December 23, 2009

And in the outside lane, closing fast . . . .

An exchange over at View from the Right:
[Modahl:] Roosevelt was a gifted politician, and was described by a sympathizer as "a first rate temperament, but a second rate intellect." But instead of trying to communicate to the public a sense of self-sufficiency, he told them that their troubles were the work of evildoers, and that big government could assuage them. He listened to economic crackpots, and deepened and prolonged the depression. He completely misread and misunderstood Stalin, and stored up enormous problems for his successors. He ignored the tradition of the two term presidency, even though he knew was sick and in decline. He pioneered in the politics of setting class against class, and presided over the gutting of large portions of the US [Constitution], particularly the economic Constitution. His ERA [NRA?] was copied from Mussolini. I could go on. Surely calling this man a second rate president is if anything too kind.
Mr. Auster objects that this does not go to the question of FDR’s effectiveness as a leader but rather that the commenter’s real objection is that FDR was, in fact, very effective as a leader but his talents were used to take the country in a wrong direction.

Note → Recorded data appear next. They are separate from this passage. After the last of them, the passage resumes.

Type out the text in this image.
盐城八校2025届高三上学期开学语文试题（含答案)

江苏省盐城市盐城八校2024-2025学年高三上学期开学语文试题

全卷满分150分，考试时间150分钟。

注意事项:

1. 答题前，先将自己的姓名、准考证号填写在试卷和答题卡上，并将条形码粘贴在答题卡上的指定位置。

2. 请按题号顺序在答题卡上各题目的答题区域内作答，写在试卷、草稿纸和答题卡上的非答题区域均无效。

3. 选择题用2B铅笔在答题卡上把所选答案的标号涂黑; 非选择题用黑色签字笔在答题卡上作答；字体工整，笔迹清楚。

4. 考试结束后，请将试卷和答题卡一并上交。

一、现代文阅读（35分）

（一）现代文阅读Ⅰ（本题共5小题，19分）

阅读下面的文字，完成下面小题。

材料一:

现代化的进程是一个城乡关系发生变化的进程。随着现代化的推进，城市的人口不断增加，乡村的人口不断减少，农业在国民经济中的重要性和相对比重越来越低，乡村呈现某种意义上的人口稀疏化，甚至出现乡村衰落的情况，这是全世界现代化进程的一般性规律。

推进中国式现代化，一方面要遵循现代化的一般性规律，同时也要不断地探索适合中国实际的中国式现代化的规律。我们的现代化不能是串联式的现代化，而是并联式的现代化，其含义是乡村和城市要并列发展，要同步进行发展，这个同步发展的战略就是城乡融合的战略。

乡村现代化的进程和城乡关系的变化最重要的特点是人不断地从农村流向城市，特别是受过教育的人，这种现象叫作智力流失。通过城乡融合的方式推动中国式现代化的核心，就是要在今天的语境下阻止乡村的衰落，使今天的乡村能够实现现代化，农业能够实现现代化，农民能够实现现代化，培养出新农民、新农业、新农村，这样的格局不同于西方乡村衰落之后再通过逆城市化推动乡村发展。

[Modahl:] If we are talking about no more than the ability to sway people, then Mr. Auster is correct that FDR was a very skilled, not a "second-rate" leader, but as a president I consider him second rate because of his lack of sympathy or understanding of our essential constitutional form of government. . . . Probably no president did more to permanently damage the founding ideals than FDR, though President Lincoln for all his greatness, must also be credited with wrecking of the original federalist arrangement under pressure of the Civil War.
Comments by William Modahl after "Irving Kristol reveals the true meaning of neoconservatism." By Lawrence Auster, View from the Right, 8/16/03 (emphasis added).